- Born: Chester W. Schaeffer September 9, 1902 New York City, New York, United States
- Died: January 5, 1992 (aged 89) Santa Clara, California
- Other name: Chet Schaeffer
- Occupation: Film editor
- Years active: 1932–1968

= Chester Schaeffer =

American film editor

Chester Schaeffer (September 9, 1902 – January 5, 1992) was an American film and television editor with about thirty documentary and feature film credits, often for B movies.
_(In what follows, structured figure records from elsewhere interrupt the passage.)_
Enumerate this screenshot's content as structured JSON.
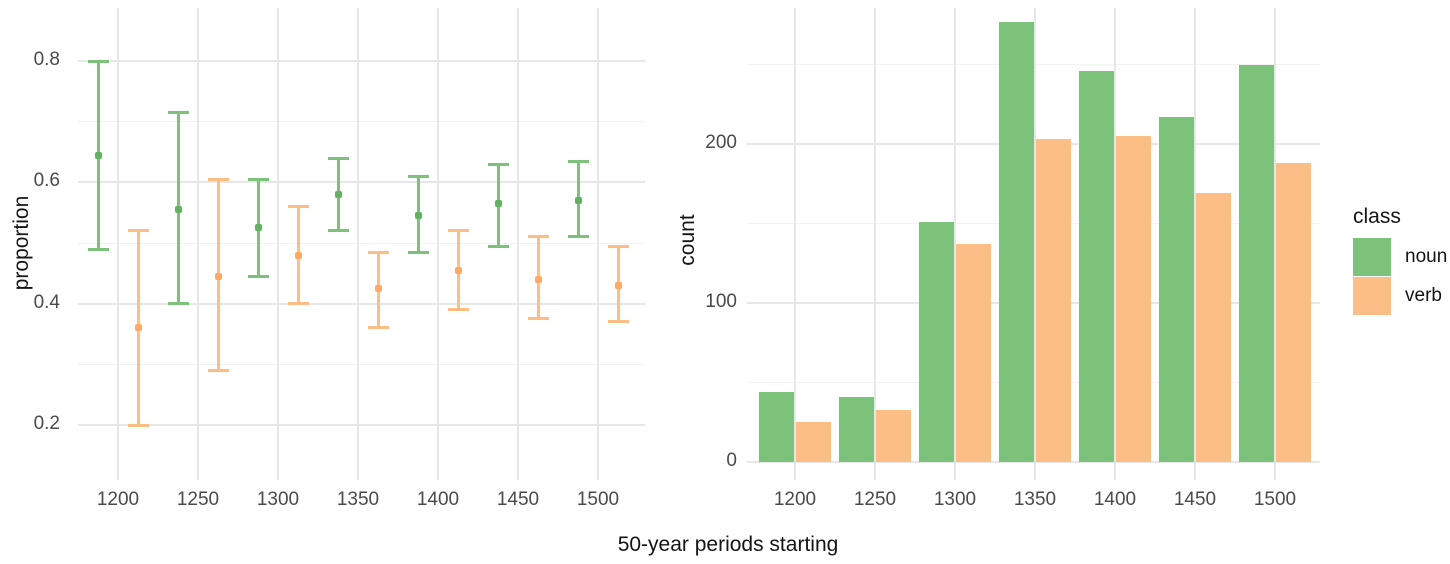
{
  "x_title": "50-year periods starting",
  "legend": {
    "title": "class",
    "position": "right",
    "items": [
      {
        "label": "noun",
        "color": "#7dc27b"
      },
      {
        "label": "verb",
        "color": "#fdbe85"
      }
    ]
  },
  "colors": {
    "background": "#ffffff",
    "grid_major": "#e7e7e7",
    "grid_minor": "#f2f2f2",
    "axis_text": "#4a4a4a",
    "title_text": "#141414",
    "noun": "#7dc27b",
    "verb": "#fdbe85",
    "noun_point": "#63b262",
    "verb_point": "#fcab67"
  },
  "chart_data": [
    {
      "type": "pointrange",
      "title": "",
      "xlabel": "50-year periods starting",
      "ylabel": "proportion",
      "x": [
        1200,
        1250,
        1300,
        1350,
        1400,
        1450,
        1500
      ],
      "xticks": [
        1200,
        1250,
        1300,
        1350,
        1400,
        1450,
        1500
      ],
      "yticks": [
        0.2,
        0.4,
        0.6,
        0.8
      ],
      "yticks_minor": [
        0.3,
        0.5,
        0.7
      ],
      "ylim": [
        0.11,
        0.89
      ],
      "grid": true,
      "legend_position": "none",
      "series": [
        {
          "name": "noun",
          "color": "#7dc27b",
          "mid": [
            0.645,
            0.555,
            0.525,
            0.58,
            0.545,
            0.565,
            0.57
          ],
          "lower": [
            0.49,
            0.4,
            0.445,
            0.52,
            0.485,
            0.495,
            0.51
          ],
          "upper": [
            0.8,
            0.715,
            0.605,
            0.64,
            0.61,
            0.63,
            0.635
          ]
        },
        {
          "name": "verb",
          "color": "#fdbe85",
          "mid": [
            0.36,
            0.445,
            0.48,
            0.425,
            0.455,
            0.44,
            0.43
          ],
          "lower": [
            0.2,
            0.29,
            0.4,
            0.36,
            0.39,
            0.375,
            0.37
          ],
          "upper": [
            0.52,
            0.605,
            0.56,
            0.485,
            0.52,
            0.51,
            0.495
          ]
        }
      ]
    },
    {
      "type": "bar",
      "title": "",
      "xlabel": "50-year periods starting",
      "ylabel": "count",
      "categories": [
        1200,
        1250,
        1300,
        1350,
        1400,
        1450,
        1500
      ],
      "yticks": [
        0,
        100,
        200
      ],
      "yticks_minor": [
        50,
        150,
        250
      ],
      "ylim": [
        0,
        285
      ],
      "grid": true,
      "legend_position": "right",
      "series": [
        {
          "name": "noun",
          "color": "#7dc27b",
          "values": [
            44,
            41,
            151,
            277,
            246,
            217,
            250
          ]
        },
        {
          "name": "verb",
          "color": "#fdbe85",
          "values": [
            25,
            33,
            137,
            203,
            205,
            169,
            188
          ]
        }
      ]
    }
  ]
}
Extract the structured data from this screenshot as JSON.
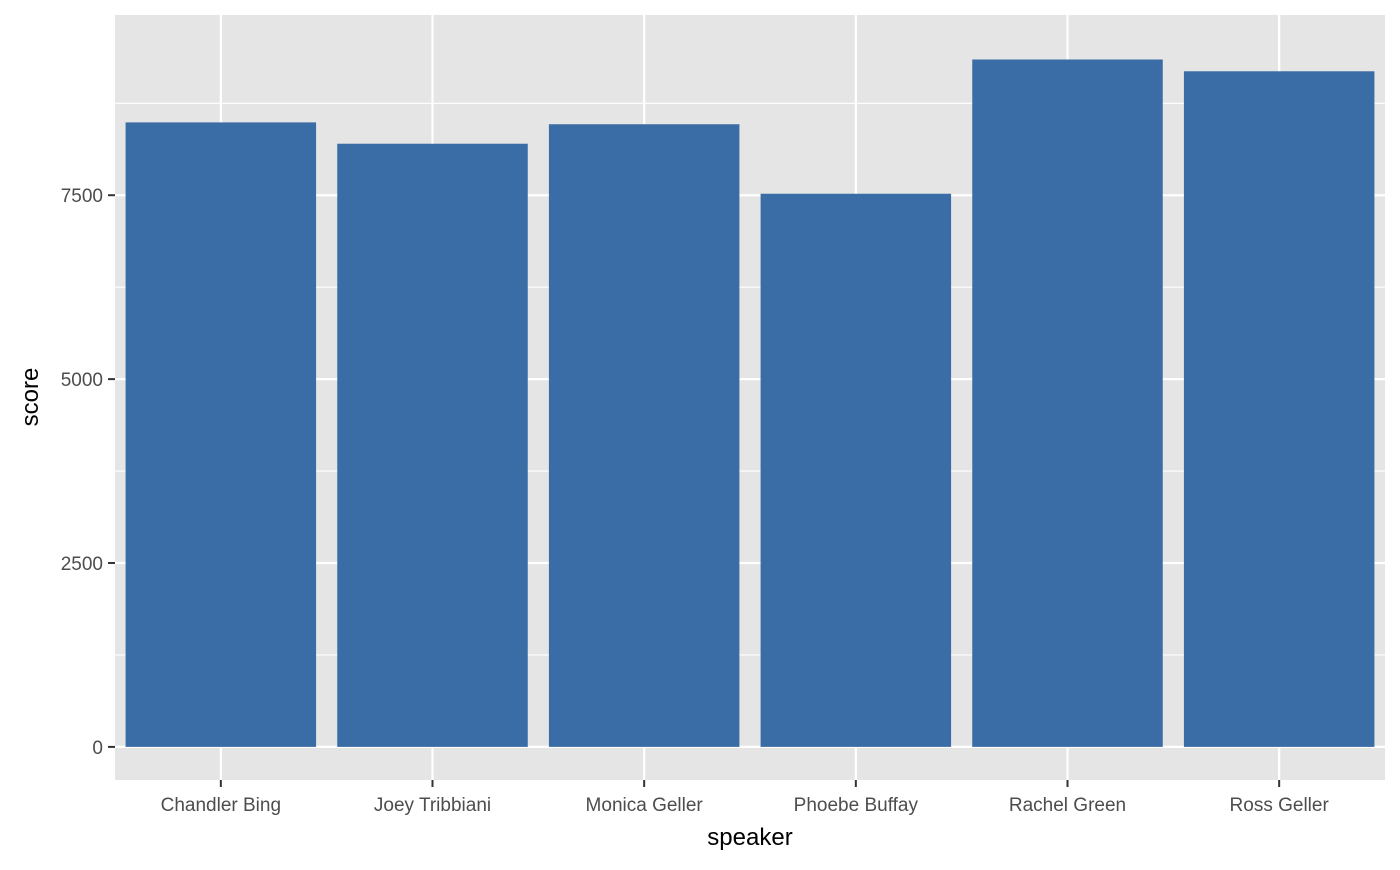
{
  "chart_data": {
    "type": "bar",
    "title": "",
    "xlabel": "speaker",
    "ylabel": "score",
    "categories": [
      "Chandler Bing",
      "Joey Tribbiani",
      "Monica Geller",
      "Phoebe Buffay",
      "Rachel Green",
      "Ross Geller"
    ],
    "values": [
      8490,
      8200,
      8465,
      7520,
      9345,
      9185
    ],
    "ylim": [
      -450,
      9950
    ],
    "y_ticks": [
      0,
      2500,
      5000,
      7500
    ],
    "y_tick_labels": [
      "0",
      "2500",
      "5000",
      "7500"
    ],
    "grid": true,
    "legend": "none"
  },
  "colors": {
    "bar_fill": "#3A6DA5",
    "panel_background": "#E5E5E5",
    "grid_line": "#FFFFFF",
    "tick_mark": "#333333",
    "tick_text": "#4D4D4D",
    "axis_title_text": "#000000"
  }
}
Schaeffer's first feature film editing credit was for The Canterville Ghost (directed by Jules Dassin-1944). The film was produced by MGM Studios in Hollywood. In the era of the Hollywood studio system, film editors typically served an apprenticeship at the studio of about ten years as assistant editors before promotion to editor, and Schaeffer had been an Ben Lewis' assistant editor on Dinner at Eight (directed by George Cukor-1933). Schaeffer continued to edit for MGM productions through about 1949. Schaeffer was nominated for an Academy Award for the small scale drama The Well (1951), which was independently produced. The film was directed by Russell Rouse, and initiated their extended collaboration on seven films. He was nominated for an Emmy Award for the Disney television program Davy Crockett: Indian Fighter (1954). Schaeffer subsequently wove the footage from the first three "Davy Crockett" broadcast programs into the feature film Davy Crockett, King of the Wild Frontier (1955). He also worked on the classic chiller The Tingler (directed by William Castle-1959). Schaeffer's final feature film, The Caper of the Golden Bulls (1967), was also Rouse's final film as a director; Schaeffer retired from editing around 1968.